Sembrano ormai avviarsi verso il tramonto i tempi in cui i vessilli delle compagini calcistiche venivano sventolate dai giocatori più rappresentativi.

La squadra di calcio era solo un pretesto per difendere i confini cittadini. Oggi giorno, però, il futebal viene considerato un mero lavoro e come tale gli atleti mettono al primo posto la propria esperienza lavorativa. Che sia corretto o meno non spetta a noi dirlo, la moralità non è affar di moneta o del Dio Denaro. L'errore è di chi prende come esempio i calciatori ed il loro stile di vita o di chi associa una squadra ad uno di loro. Modelli sbagliati o non modelli?! Modello Manolas: chi cambia società pensando alla propria carriera... anche se il pallone ha bisogno di altro.

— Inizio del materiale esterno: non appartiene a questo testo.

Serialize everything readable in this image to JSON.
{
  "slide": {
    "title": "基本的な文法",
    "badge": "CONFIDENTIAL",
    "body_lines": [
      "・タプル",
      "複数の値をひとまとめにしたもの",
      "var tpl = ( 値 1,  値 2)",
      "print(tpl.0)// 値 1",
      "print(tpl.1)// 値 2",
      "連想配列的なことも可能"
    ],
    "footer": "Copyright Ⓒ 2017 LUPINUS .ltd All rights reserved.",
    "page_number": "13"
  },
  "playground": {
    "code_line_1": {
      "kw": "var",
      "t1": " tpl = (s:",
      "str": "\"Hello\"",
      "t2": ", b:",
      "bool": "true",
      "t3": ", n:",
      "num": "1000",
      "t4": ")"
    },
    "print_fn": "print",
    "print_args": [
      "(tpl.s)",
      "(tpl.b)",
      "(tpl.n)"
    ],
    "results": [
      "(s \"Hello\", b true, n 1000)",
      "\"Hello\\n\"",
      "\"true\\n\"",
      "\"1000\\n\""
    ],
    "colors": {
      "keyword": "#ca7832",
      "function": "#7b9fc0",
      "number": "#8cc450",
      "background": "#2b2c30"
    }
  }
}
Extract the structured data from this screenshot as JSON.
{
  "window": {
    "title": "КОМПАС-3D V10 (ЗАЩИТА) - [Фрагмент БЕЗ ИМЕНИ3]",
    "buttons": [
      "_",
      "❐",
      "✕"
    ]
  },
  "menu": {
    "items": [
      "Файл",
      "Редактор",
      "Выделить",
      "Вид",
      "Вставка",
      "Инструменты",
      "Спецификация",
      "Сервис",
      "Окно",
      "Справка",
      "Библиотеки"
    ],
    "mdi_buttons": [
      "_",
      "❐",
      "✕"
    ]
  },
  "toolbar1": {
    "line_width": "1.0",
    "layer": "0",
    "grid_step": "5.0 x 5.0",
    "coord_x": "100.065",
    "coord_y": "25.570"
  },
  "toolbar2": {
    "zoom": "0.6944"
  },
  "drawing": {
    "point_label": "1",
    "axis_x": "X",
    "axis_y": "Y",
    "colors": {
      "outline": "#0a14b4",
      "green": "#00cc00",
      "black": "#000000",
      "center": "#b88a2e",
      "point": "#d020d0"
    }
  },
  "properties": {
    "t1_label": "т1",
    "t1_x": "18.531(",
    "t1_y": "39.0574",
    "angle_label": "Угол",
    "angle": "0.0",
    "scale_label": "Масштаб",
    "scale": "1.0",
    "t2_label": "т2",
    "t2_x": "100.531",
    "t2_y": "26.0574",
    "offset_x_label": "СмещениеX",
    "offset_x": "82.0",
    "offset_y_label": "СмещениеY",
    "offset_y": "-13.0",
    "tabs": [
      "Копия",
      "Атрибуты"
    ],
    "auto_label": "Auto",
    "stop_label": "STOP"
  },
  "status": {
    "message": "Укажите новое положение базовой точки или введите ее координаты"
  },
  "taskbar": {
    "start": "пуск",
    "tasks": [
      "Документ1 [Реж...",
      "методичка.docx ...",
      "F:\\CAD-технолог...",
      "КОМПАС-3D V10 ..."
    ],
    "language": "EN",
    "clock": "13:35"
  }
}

La gente è stufa dei vari Ibrahimovic, pronti a far soffiare il vento in ogni dove pur di aggiungere zeri al conto corrente. Il tutto è lavoro, ma è pur sempre il fattore emozionale che traina questo settore. La passione prima del denaro, il bel gioco prima degli sponsor. "Non per soldi ma per amore del gioco", impossibile ai giorni nostri... Siamo un po' provocatori: togliamo i nomi da dietro le magliette, rotorniamo ai numeri dall'1 all'11 per gli 11 titolari e re-inseriamo veramente i colori sociali sulle maglie. Il calcio vintage è quello che ancora piace, il football marketing è ciò che ci vendono...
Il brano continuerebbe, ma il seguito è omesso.